I’m trying to remember myself, but I remember reading about a way to feed a sim interface into a digital telephony card for use with asterisk. It was basically like a modem the fed a voip/sip line into the system. This was years ago that I read this and I could be completely misremembering it.
I know Apple is restrictive, like that other guy who commented who likes to apply customizations, but I love that apple products talk to each other seamlessly. I could have gone on through my tablet, except that I don’t pay for it to have its own wireless signal.
That’s actually how I found my phone. My neighbor let me tag on to her WiFi and I used the Find My Phone feature with my iPad. Saved me from a meltdown lol
I have been slowly setting myself up with as many alternatives as possible. We have a Garmin in the car so we don’t use Gmaps, I’ve ditched all corps like Google or Facebook even run my own search engine. Honestly as daunting as it is once your not tied to a phone life is so much better. Don’t fall into the trap
Interesting - I’ve been thinking about trying to decentralize lately, and been having fun collecting my data from sites to analyze my own behaviours in data and build unique recommendation engines for myself and was recently thinking about trying to build a crawler and DIY search engine for myself. Any tips/pitfalls on getting started with that?
Just replied above you. Thought I could dm anyone on Lemmy but not outside our instances it seems…
Kudos to you. I’ve tried to degoogle myself (I’d say I was moderately successful until my last company came along), although it’s been a pretty irritating ride.

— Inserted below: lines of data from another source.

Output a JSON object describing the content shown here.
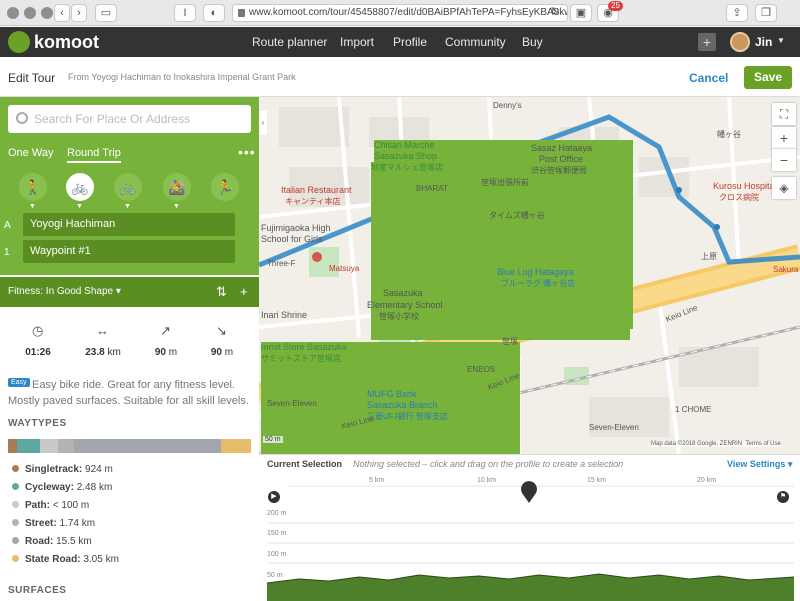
{
  "browser": {
    "url": "www.komoot.com/tour/45458807/edit/d0BAiBPfAhTePA=FyhsEyKBA8kw",
    "ext_badge": "25",
    "reader_glyph": "I"
  },
  "nav": {
    "brand": "komoot",
    "links": [
      "Route planner",
      "Import",
      "Profile",
      "Community",
      "Buy"
    ],
    "user": "Jin",
    "add_glyph": "+"
  },
  "editbar": {
    "title": "Edit Tour",
    "subtitle": "From Yoyogi Hachiman to Inokashira Imperial Grant Park",
    "cancel": "Cancel",
    "save": "Save"
  },
  "planner": {
    "search_placeholder": "Search For Place Or Address",
    "tabs": [
      "One Way",
      "Round Trip"
    ],
    "active_tab": "Round Trip",
    "more": "•••",
    "sports": [
      "hiking",
      "touring bike",
      "road bike",
      "mountain bike",
      "running"
    ],
    "selected_sport": "touring bike",
    "waypoints": [
      {
        "index": "A",
        "name": "Yoyogi Hachiman"
      },
      {
        "index": "1",
        "name": "Waypoint #1"
      }
    ],
    "fitness": "Fitness: In Good Shape ▾"
  },
  "stats": {
    "duration": "01:26",
    "distance": "23.8",
    "distance_unit": "km",
    "uphill": "90",
    "uphill_unit": "m",
    "downhill": "90",
    "downhill_unit": "m"
  },
  "difficulty": {
    "badge": "Easy",
    "text": "Easy bike ride. Great for any fitness level. Mostly paved surfaces. Suitable for all skill levels."
  },
  "waytypes": {
    "title": "WAYTYPES",
    "bar_colors": [
      "#a57c56",
      "#5fa8a1",
      "#c9c9c9",
      "#b3b3b3",
      "#a3a6ad",
      "#e6be6a"
    ],
    "bar_fractions": [
      0.04,
      0.1,
      0.08,
      0.07,
      0.65,
      0.13
    ],
    "items": [
      {
        "label": "Singletrack:",
        "value": "924 m",
        "color": "#a57c56"
      },
      {
        "label": "Cycleway:",
        "value": "2.48 km",
        "color": "#5fa8a1"
      },
      {
        "label": "Path:",
        "value": "< 100 m",
        "color": "#c9c9c9"
      },
      {
        "label": "Street:",
        "value": "1.74 km",
        "color": "#b3b3b3"
      },
      {
        "label": "Road:",
        "value": "15.5 km",
        "color": "#a3a6ad"
      },
      {
        "label": "State Road:",
        "value": "3.05 km",
        "color": "#e6be6a"
      }
    ],
    "surfaces_title": "SURFACES"
  },
  "map": {
    "labels": {
      "dennys": "Denny's",
      "chisan": "Chisan Marche",
      "chisan2": "Sasazuka Shop",
      "chisan_jp": "地産マルシェ笹塚店",
      "sasaz_post": "Sasaz Hataaya",
      "post_office": "Post Office",
      "post_jp": "渋谷笹塚郵便局",
      "italian": "Italian Restaurant",
      "italian_jp": "キャンティ本店",
      "bharat": "BHARAT",
      "station": "笹塚出張所前",
      "fujimigaoka": "Fujimigaoka High",
      "fujimigaoka2": "School for Girls",
      "kurosu": "Kurosu Hospital",
      "kurosu_jp": "クロス病院",
      "blue_lug": "Blue Lug Hatagaya",
      "blue_lug_jp": "ブルーラグ 幡ヶ谷店",
      "matsuya": "Matsuya",
      "sasazuka_es": "Sasazuka",
      "sasazuka_es2": "Elementary School",
      "sasazuka_es_jp": "笹塚小学校",
      "inari": "Inari Shrine",
      "summit": "mmit Store Sasazuka",
      "summit_jp": "サミットストア笹塚店",
      "sasazuka": "笹塚",
      "eneos": "ENEOS",
      "mufg": "MUFG Bank",
      "mufg2": "Sasazuka Branch",
      "mufg_jp": "三菱UFJ銀行 笹塚支店",
      "seven1": "Seven-Eleven",
      "seven2": "Seven-Eleven",
      "keio1": "Keio Line",
      "keio2": "Keio Line",
      "keio3": "Keio Line",
      "hatagaya": "幡ヶ谷",
      "chome": "1 CHOME",
      "uehara": "上原",
      "sakura": "Sakura",
      "scale": "50 m",
      "attribution": "Map data ©2018 Google, ZENRIN",
      "terms": "Terms of Use",
      "taimuzu": "タイムズ幡ヶ谷",
      "three_f": "Three-F"
    },
    "controls": {
      "zoom_in": "+",
      "zoom_out": "−",
      "layers": "◈",
      "fullscreen": "⛶"
    }
  },
  "profile": {
    "current_selection": "Current Selection",
    "hint": "Nothing selected – click and drag on the profile to create a selection",
    "view_settings": "View Settings ▾",
    "km_ticks": [
      "5 km",
      "10 km",
      "15 km",
      "20 km"
    ],
    "elevation_ticks": [
      "200 m",
      "150 m",
      "100 m",
      "50 m"
    ]
  }
}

Now I’m still very sensitive when it comes to security and privacy but not to the extent I was before.
I misplaced my phone a few days ago and didn’t think of looking for it until just yesterday. The only reason I did was for OTP for my banking apps (browser and Paypal still asked me for them). If not for those, I think I can pretty much go without a smartphone, tbh. My PC and laptop, though? Can’t.
Running your own search engine sounds very interesting. How steep would the learning curve be? And is it feasible for only personal use?
Searxng is my go to. Consider using a public instance or hosting off-site to increase anonymity.
Most of the public instances I tried stopped working often enough to be annoying. Like if you set one as your browser default and then google blocks it, it’s just frustrating.
I’ve gotten into the habit of just searching directly on specific sites rather than just searching the whole internet - really when you search for things the vast majority of the time you know what site is going to have what you’re looking for.
For everything else I’ve been using bing. The results are fine and chatgpt really is dope. I know they’re just as bad for privacy as google but at least it’s not google having all my data.
I’ve heard the single most important purchase incredibly low income people can make is a phone, because without it they can’t apply to new jobs or network with people because all applications are done online these days
I’ve seen homeless people with smart phones. There’s definitely affordable ones out there
You can buy a Xiaomi phone that will last you for 4 years for less than $99, and there’s some “functional” phones for much less than that but they will be unusably slow for casual use and more like emergency devices. Then there’s the 2nd hand market…
Fortunately smart phone access is not that difficult
Then you have to work out a data plan. At least in the US, free wifi is t as ubiquitous as it is in Europe (at least in my experience).
Same goes with reading skills, which at some point weren’t needed in society I bet.
Interesting perspective but then I think of the data on this phone as an extension of my privacy/private life; literacy doesn’t track.